Indeed it is, but since I type interviews directly into my notebook, even if I did want to print something, I have no intention of transferring my copy to a Vista machine just to be able to print it. Anyway, to cut a long story short, all that was required to use the network printer was to:

– Click “Add Printer” in KDE’s printer settings
– Select “SMB shared printer (Windows)”
– Select “Anonymous” for User Identification
– “Scan” for available SMB services on the network and locate the print server the printer is connected to. Do this if you don’t know that but I cheated and looked for it on one of the Vista machines. The “Media” printer was attached to a server name.
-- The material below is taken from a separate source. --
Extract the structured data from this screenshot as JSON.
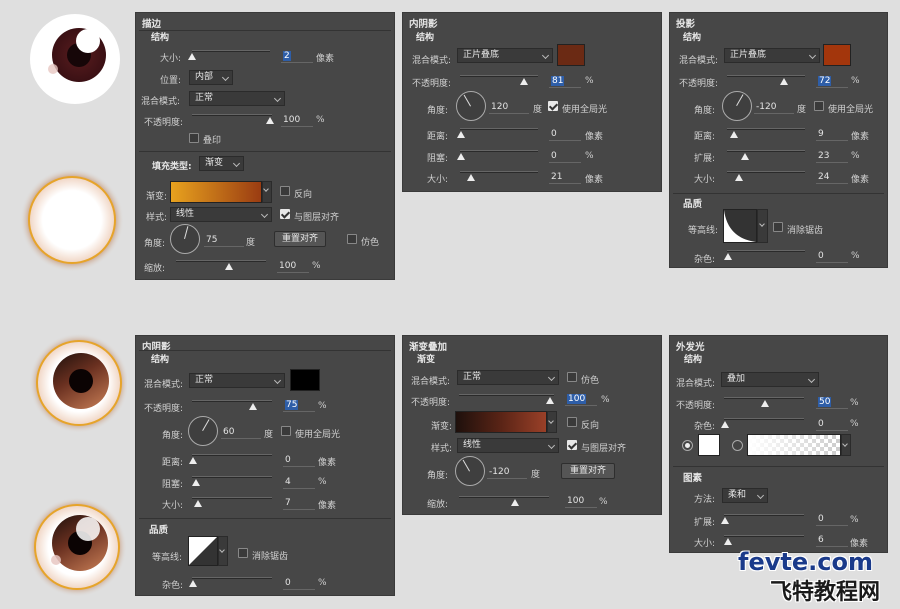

– Enter a “workgroup” name (not terribly important what it is it seems), the server name, and the printer name (in this case “Media”).
– Select the printer manufacturer and model. The standard CUPS driver selection doesn’t have an entry for the LaserJet P3005n so I selected something close – the 3015.
– Select the recommended driver for the sected printer.
– Print a test page

If all goes well you should see the CUPS printer test page come out of the printer. Viola! How good is that. I can print without installing any third-party driver software for the particular printer. This reaffirms my believe that all device drivers should be freely available for all operating systems. The ironic thing about Linux is that although few hardware companies proactively support peripheral device driver development, a person has more chance of getting an unfamiliar device to work with it because of all the open source drivers it supports. Go figure.